Christophe Pezron : Le Laboratoire central est une structure originale au sein d’une entité elle-même atypique, la Préfecture de Police, créée par Napoléon pour garantir la sécurité de tous dans le département de la Seine à l’époque, soit actuellement Paris et la petite couronne. Cette dimension reste d’actualité et le préfet, rattaché directement au ministre de l’intérieur, dispose de plus de 43000 agents dont 27000 policiers et 8500 sapeurs- pompiers.

 

Robot lourd de déminage dans la cour du labo 

A l’origine, on trouve le Laboratoire Municipal de Chimie, créé en 1878 sous l’égide du préfet Gigot pour réduire la fraude alimentaire qui perdurait depuis la Commune. Le directeur du Laboratoire, monsieur Girard, montre rapidement son efficacité malgré les critiques des contrevenants. Afin de les faire taire, le préfet de police crée un conseil scientifique auquel Louis Pasteur en personne participait.

Rapidement, le Laboratoire est chargé d’étudier en outre les incendies catastrophiques comme celui de l’Opéra-Comique ou du Bazar de la Charité. Il participe à l’élaboration de nouvelles réglementations pour la sécurité incendie dans les lieux recevant du public.
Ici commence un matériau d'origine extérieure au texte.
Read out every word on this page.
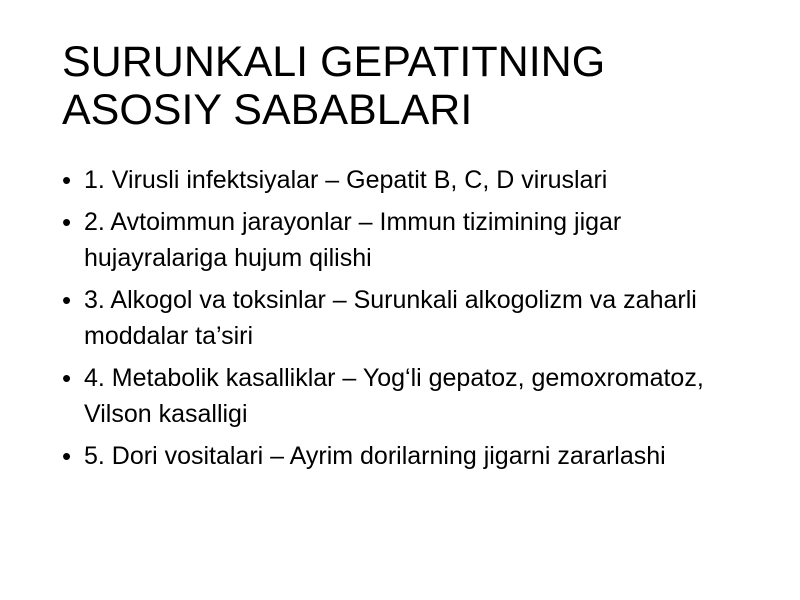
SURUNKALI GEPATITNING ASOSIY SABABLARI
• 1. Virusli infektsiyalar – Gepatit B, C, D viruslari
• 2. Avtoimmun jarayonlar – Immun tizimining jigar hujayralariga hujum qilishi
• 3. Alkogol va toksinlar – Surunkali alkogolizm va zaharli moddalar ta’siri
• 4. Metabolik kasalliklar – Yog‘li gepatoz, gemoxromatoz, Vilson kasalligi
• 5. Dori vositalari – Ayrim dorilarning jigarni zararlashi
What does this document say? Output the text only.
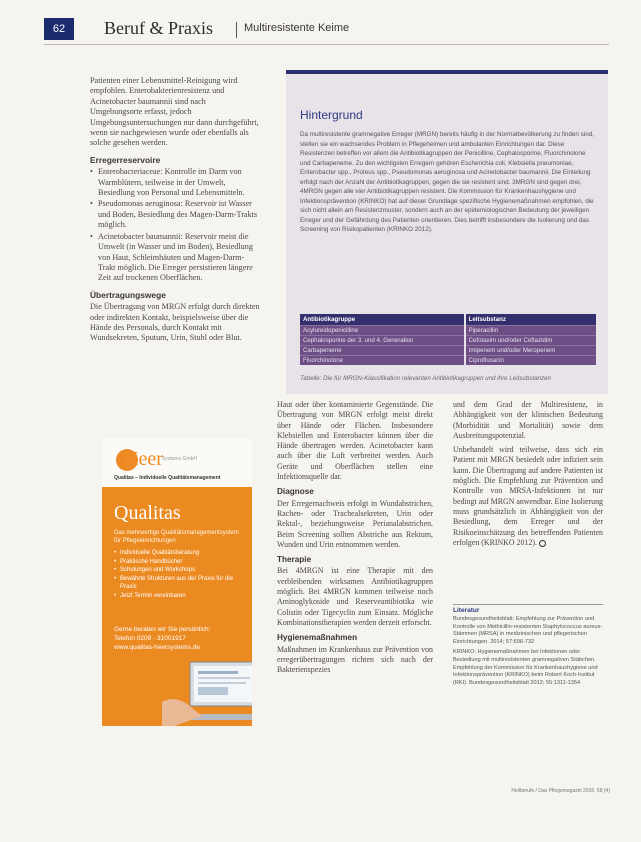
62	Beruf & Praxis	Multiresistente Keime

Patienten einer Lebensmittel-Reinigung wird empfohlen. Enterobakterienresistenz und Acinetobacter baumannii sind nach Umgebungsorte erfasst, jedoch Umgebungsuntersuchungen nur dann durchgeführt, wenn sie nachgewiesen wurde oder ebenfalls als solche gesehen werden.

Erregerreservoire
• Enterobacteriaceae: Kontrolle im Darm von Warmblütern, teilweise in der Umwelt, Besiedlung von Personal und Lebensmitteln.
• Pseudomonas aeruginosa: Reservoir ist Wasser und Boden, Besiedlung des Magen-Darm-Trakts möglich.
• Acinetobacter baumannii: Reservoir meist die Umwelt (in Wasser und im Boden), Besiedlung von Haut, Schleimhäuten und Magen-Darm-Trakt möglich. Die Erreger persistieren längere Zeit auf trockenen Oberflächen.
Übertragungswege

Die Übertragung von MRGN erfolgt durch direkten oder indirekten Kontakt, beispielsweise über die Hände des Personals, durch Kontakt mit Wundsekreten, Sputum, Urin, Stuhl oder Blut.

Hintergrund
Da multiresistente gramnegative Erreger (MRGN) bereits häufig in der Normalbevölkerung zu finden sind, stellen sie ein wachsendes Problem in Pflegeheimen und ambulanten Einrichtungen dar. Diese Resistenzen betreffen vor allem die Antibiotikagruppen der Penicilline, Cephalosporine, Fluorchinolone und Carbapeneme. Zu den wichtigsten Erregern gehören Escherichia coli, Klebsiella pneumoniae, Enterobacter spp., Proteus spp., Pseudomonas aeruginosa und Acinetobacter baumannii. Die Einteilung erfolgt nach der Anzahl der Antibiotikagruppen, gegen die sie resistent sind. 3MRGN sind gegen drei, 4MRGN gegen alle vier Antibiotikagruppen resistent. Die Kommission für Krankenhaushygiene und Infektionsprävention (KRINKO) hat auf dieser Grundlage spezifische Hygienemaßnahmen empfohlen, die sich nicht allein am Resistenzmuster, sondern auch an der epidemiologischen Bedeutung der jeweiligen Erreger und der Gefährdung des Patienten orientieren. Dies betrifft insbesondere die Isolierung und das Screening von Risikopatienten (KRINKO 2012).
Antibiotikagruppe	Leitsubstanz
Acylureidopenicilline	Piperacillin
Cephalosporine der 3. und 4. Generation	Cefotaxim und/oder Ceftazidim
Carbapeneme	Imipenem und/oder Meropenem
Fluorchinolone	Ciprofloxacin
Tabelle: Die für MRGN-Klassifikation relevanten Antibiotikagruppen und ihre Leitsubstanzen
Heer Systems GmbH
Qualitas – Individuelle Qualitätsmanagement
Qualitas
Das mehrwertige Qualitätsmanagementsystem für Pflegeeinrichtungen
• Individuelle Qualitätsberatung
• Praktische Handbücher
• Schulungen und Workshops
• Bewährte Strukturen aus der Praxis für die Praxis
• Jetzt Termin vereinbaren
Gerne beraten wir Sie persönlich:
Telefon 0209 - 31001917
www.qualitas-heersystems.de

Haut oder über kontaminierte Gegenstände. Die Übertragung von MRGN erfolgt meist direkt über Hände oder Flächen. Insbesondere Klebsiellen und Enterobacter können über die Hände übertragen werden. Acinetobacter kann auch über die Luft verbreitet werden. Auch Geräte und Oberflächen stellen eine Infektionsquelle dar.

Diagnose

Der Erregernachweis erfolgt in Wundabstrichen, Rachen- oder Trachealsekreten, Urin oder Rektal-, beziehungsweise Perianalabstrichen. Beim Screening sollten Abstriche aus Rektum, Wunden und Urin entnommen werden.

Therapie

Bei 4MRGN ist eine Therapie mit den verbleibenden wirksamen Antibiotikagruppen möglich. Bei 4MRGN kommen teilweise noch Aminoglykoside und Reserveantibiotika wie Colistin oder Tigecyclin zum Einsatz. Mögliche Kombinationstherapien werden derzeit erforscht.

Hygienemaßnahmen

Maßnahmen im Krankenhaus zur Prävention von erregerübertragungen richten sich nach der Bakterienspezies

und dem Grad der Multiresistenz, in Abhängigkeit von der klinischen Bedeutung (Morbidität und Mortalität) sowie dem Ausbreitungspotenzial.

Unbehandelt wird teilweise, dass sich ein Patient mit MRGN besiedelt oder infiziert sein kann. Die Übertragung auf andere Patienten ist möglich. Die Empfehlung zur Prävention und Kontrolle von MRSA-Infektionen ist nur bedingt auf MRGN anwendbar. Eine Isolierung muss grundsätzlich in Abhängigkeit von der Besiedlung, dem Erreger und der Risikoeinschätzung des betreffenden Patienten erfolgen (KRINKO 2012).

Literatur

Bundesgesundheitsblatt: Empfehlung zur Prävention und Kontrolle von Methicillin-resistenten Staphylococcus aureus-Stämmen (MRSA) in medizinischen und pflegerischen Einrichtungen. 2014; 57:696-732

KRINKO: Hygienemaßnahmen bei Infektionen oder Besiedlung mit multiresistenten gramnegativen Stäbchen. Empfehlung der Kommission für Krankenhaushygiene und Infektionsprävention (KRINKO) beim Robert Koch-Institut (RKI). Bundesgesundheitsblatt 2012; 55:1311-1354

Heilberufe / Das Pflegemagazin 2016; 68 (4)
Les attentats anarchistes d’alors conduisent à une nouvelle extension des missions avec la création en 1893 du « service des explosifs », premier service de déminage civil en France. La mission de surveillance alimentaire sera transférée à la répression des fraudes en 1905, le Laboratoire Municipal de Chimie conservant toutefois la responsabilité des analyses.

Cet historique est à l’origine de notre ADN : forte imbrication entre les activités de terrain, de laboratoire et les travaux scientifiques. Aujourd’hui, les interventions et enquêtes représentent 45% de notre activité, le laboratoire 40 %, et la prévention (incendie et pyrotechnie) pour 15%.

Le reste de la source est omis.